Матиас слушал его, как завороженный. А потом взял протянутую ему лопатку и принялся рыть. Его почти сразу остановили: «Хватит, не надо так глубоко! Достаточно пяти сантиметров». Взял из Таниных рук крошечную луковицу – «Этот желтый, если верить картинке на пачке» – опустил в ямку, присыпал землей, растерянно спросил:
– И все?
– И все! – рассмеялась кудрявая Таня. – Невелик субботник: здесь на четверых хорошо если полчаса работы. Мы бы давным-давно закончили, если бы не устроили пикник.
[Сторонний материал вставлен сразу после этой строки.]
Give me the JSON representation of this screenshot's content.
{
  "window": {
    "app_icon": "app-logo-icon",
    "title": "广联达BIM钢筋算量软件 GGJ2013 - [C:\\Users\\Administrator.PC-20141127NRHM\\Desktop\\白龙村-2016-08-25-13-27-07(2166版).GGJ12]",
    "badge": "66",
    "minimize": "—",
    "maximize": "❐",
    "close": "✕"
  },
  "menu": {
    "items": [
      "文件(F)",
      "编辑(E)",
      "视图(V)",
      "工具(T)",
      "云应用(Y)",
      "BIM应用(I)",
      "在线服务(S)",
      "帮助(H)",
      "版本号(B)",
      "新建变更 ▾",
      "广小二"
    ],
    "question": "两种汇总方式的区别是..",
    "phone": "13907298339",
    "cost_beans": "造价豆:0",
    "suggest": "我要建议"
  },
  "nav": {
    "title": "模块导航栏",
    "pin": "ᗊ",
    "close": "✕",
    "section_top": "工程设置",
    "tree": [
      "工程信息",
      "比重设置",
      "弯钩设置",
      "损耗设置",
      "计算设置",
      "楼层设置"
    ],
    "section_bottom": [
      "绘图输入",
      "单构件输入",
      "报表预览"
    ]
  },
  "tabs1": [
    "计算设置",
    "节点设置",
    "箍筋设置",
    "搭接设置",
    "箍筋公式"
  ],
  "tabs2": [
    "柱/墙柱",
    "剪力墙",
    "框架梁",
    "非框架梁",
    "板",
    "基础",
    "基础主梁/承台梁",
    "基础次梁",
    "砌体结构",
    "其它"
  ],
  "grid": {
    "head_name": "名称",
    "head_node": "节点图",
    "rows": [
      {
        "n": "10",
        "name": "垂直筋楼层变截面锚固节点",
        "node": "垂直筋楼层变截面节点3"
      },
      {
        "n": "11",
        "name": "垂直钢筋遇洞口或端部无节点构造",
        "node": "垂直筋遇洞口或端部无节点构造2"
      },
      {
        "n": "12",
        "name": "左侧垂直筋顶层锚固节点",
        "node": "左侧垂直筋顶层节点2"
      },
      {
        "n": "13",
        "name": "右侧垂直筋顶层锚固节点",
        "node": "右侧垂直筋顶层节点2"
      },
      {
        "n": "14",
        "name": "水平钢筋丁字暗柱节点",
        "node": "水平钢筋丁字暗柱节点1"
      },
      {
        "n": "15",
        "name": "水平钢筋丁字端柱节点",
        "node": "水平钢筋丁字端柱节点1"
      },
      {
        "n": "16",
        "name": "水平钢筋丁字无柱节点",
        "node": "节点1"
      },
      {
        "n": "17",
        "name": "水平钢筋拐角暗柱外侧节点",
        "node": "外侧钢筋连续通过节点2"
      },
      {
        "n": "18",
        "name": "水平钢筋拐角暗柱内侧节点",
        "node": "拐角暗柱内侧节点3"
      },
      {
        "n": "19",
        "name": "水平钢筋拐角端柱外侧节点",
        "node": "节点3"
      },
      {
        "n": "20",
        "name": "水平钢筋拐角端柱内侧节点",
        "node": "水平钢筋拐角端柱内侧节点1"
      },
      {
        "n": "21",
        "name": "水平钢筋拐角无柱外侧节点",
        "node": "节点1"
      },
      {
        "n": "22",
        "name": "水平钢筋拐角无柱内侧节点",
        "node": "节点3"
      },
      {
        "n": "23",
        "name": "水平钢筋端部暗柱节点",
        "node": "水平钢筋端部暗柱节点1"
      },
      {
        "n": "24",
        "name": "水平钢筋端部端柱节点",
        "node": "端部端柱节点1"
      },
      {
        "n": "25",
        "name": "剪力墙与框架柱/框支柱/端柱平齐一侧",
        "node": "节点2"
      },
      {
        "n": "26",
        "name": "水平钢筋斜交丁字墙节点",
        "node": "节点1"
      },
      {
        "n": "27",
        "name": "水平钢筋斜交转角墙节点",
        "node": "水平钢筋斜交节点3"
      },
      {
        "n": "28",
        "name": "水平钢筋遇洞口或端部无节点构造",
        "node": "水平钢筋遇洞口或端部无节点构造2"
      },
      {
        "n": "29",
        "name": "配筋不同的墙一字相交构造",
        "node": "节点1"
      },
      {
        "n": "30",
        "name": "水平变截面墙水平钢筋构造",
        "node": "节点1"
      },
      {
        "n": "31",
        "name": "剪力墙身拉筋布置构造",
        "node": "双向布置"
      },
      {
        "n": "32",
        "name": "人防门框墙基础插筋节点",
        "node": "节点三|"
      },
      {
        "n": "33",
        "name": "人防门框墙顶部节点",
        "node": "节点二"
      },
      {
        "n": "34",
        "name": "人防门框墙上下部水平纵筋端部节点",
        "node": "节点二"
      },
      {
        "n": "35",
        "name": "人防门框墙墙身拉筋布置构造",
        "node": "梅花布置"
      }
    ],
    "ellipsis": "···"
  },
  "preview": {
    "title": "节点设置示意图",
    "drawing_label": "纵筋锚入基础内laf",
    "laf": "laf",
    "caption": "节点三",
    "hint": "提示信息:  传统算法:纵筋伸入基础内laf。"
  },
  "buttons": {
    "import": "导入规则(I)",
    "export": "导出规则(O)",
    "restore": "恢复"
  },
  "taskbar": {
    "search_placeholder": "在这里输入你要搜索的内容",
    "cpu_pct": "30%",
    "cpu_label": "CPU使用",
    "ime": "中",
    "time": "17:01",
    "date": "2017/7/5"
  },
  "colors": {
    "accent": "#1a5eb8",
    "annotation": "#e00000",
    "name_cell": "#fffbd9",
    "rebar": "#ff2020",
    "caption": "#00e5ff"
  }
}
Слушайте, а вы не дадите и мне сигарету? Обычно они хоть кому-нибудь из нас, да снятся, а сегодня все сигаретные пачки в наших карманах превратились в пакеты с луковицами. Как-то мы чересчур увлеклись.
Достал из кармана, вернее все из того же ящика бывшего рабочего стола черную пачку, протянул ей, сказал:
– Забирайте всю, мне все равно вот-вот просыпаться. А наяву я выкурил эти сигареты еще три года назад.
– Спасибо! – обрадовался Таня. И тут же огорчилась: – Ой, а вас и правда уже почти нет.
Это он и сам ощущал. Но пачку отдать успел прежде, чем окончательно проснулся.
* * *
Его разбудил Павел, друг и коллега, оставшийся ночевать накануне, как всегда, когда они оба работали в утреннюю смену: Павел жил на дальней окраине, возле Ботанического сада, а от Матиаса до работы пешком – максимум четверть часа.
– В кои-то веки с девушкой хорошей познакомился, – проворчал Матиас, – и вдруг выясняется, что пора вставать. Нет в жизни счастья. И даже элементарной справедливости в ней нет.
Павел был целиком с ним согласен. Как и любой здравомыслящий человек в половине седьмого утра.
* * *
Дурацкие сны про поезд, экзамены и прочую дрянь Матиасу после этой встречи долго не снились. Ну или просто забывал их еще до пробуждения. Но в начале апреля – во сне тогда, кстати, тоже был апрель, в отличие от настоящего солнечный, но холодный, еще почти без листвы – вдруг приснилось, что город захватили то ли инопланетяне, то ли просто странные существа и теперь отбирают людей по каким-то спискам, присылают письма с предписанием явиться на Кафедральную площадь, указывают дату и время, вроде бы каждому разную, никто не знает, для чего, но подозревают недоброе, и единственный выход – уехать отсюда, пока еще ходят какие-то поезда, можно к деду Григорию, в Каменец-Подольский, у Матиаса нашлась пригласительная открытка на свадьбу, все вокруг говорили, для перехода границы она вполне подойдет.
Билеты на поезд можно было купить в двухэтажном бетонном бараке на окраине города и больше нигде; барак, как ни странно, сразу нашел, даже билет купил без препятствий, на обратной дороге выбросил телефон, чтобы не проверять почту, и если ему успеют прислать письмо с предписанием, ничего об этом не знать: пока не знаешь, приглашение не считается, можно его игнорировать, поэтому избавиться от телефона было разумным решением, главное – ни на минуту не забывать, что выбросил, а то случайно нашаришь его в кармане, и тут звякнет новое почтовое сообщение, придется читать, и вот тогда точно – все. Что именно «все», Матиас предпочитал не задумываться, сейчас важно не это, а отыскать вокзал.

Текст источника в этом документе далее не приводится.